Imprinting of the insulin-like growth factor II gene (IGF2) is controlled by epigenetic factors including DNA methylation, histone modifications and intra-chromosome looping. The close juxtaposition of chromosome territories and shared sites of transcription suggest that inter-chromosomal associations may also exist. IGF2 imprinting is often lost in a variety of pediatric and adult malignancies, theoretically providing a growth advantage by increasing the levels of this fetal mitogen. To test whether abnormal IGF2 imprinting in tumor cells can be corrected or normalized by epigenetic reprogramming, we isolated nuclei from four tumor cell lines, WTCL and SKNEP (both from Wilms' tumor), HRT18 (colorectal cancer), H522 (lung cancer), all of which showed loss of IGF2 imprinting (LOI), and fused them to enucleated mouse or human fibroblast cell lines (MBW2 and HFB1) in which IGF2 is normally imprinted.
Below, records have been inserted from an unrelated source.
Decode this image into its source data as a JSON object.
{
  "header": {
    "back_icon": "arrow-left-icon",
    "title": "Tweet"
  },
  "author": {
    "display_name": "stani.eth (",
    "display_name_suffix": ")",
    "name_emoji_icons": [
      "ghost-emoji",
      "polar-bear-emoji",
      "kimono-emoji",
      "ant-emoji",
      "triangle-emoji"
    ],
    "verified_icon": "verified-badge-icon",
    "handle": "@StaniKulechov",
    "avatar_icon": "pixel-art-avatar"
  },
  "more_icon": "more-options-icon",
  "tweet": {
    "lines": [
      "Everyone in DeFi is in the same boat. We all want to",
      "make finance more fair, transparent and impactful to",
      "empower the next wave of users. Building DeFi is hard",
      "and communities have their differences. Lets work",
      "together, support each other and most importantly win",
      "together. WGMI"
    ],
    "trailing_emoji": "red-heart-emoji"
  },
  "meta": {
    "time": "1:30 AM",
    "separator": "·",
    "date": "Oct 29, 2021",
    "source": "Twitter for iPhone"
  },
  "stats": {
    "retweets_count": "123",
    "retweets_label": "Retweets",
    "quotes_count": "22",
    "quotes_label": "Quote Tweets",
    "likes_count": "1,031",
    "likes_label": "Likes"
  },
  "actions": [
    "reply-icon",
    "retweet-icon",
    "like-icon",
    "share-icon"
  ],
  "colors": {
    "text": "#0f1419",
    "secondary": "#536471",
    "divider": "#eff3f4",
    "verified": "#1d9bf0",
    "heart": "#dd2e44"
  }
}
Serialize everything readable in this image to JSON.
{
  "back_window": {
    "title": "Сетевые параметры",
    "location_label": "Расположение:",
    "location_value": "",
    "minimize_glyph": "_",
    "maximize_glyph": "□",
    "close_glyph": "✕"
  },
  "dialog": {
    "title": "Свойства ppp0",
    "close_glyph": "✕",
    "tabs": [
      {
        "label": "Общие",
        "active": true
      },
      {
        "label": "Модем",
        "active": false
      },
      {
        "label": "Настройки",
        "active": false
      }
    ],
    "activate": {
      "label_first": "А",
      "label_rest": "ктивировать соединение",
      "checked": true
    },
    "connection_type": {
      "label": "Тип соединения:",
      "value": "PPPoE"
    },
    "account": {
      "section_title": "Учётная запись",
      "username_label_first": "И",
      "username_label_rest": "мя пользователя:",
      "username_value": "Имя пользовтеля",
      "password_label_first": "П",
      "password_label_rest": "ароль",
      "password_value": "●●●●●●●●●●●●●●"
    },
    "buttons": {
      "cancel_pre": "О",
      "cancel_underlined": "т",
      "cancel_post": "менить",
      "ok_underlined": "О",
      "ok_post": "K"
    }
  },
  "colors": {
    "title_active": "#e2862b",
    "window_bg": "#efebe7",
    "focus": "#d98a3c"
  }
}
After nuclear transfer, we detected monoallelic expression of IGF2 in the reconstructed cell clones. In H522/MBW2 reconstructed cell clones, the aberrant H19 imprinting was also corrected. In self-constructed control clones, where the tumor nuclei were transferred into enucleated tumor cells, there was no correction of aberrant IGF2 imprinting. Thus, normal fibroblasts are capable of employing their intact imprinting machinery to epigenetically correct aberrant IGF2 imprinting in tumor cells. These data will contribute a more complete understanding of the mechanisms underlying the loss of IGF2 imprinting in tumors and may provide clues to new cancer therapies that target IGF2 epigenetic mechanisms. (Supported by NIH grant DK36054, the March of Dimes, and the Research Service of the Department of Veterans Affairs.)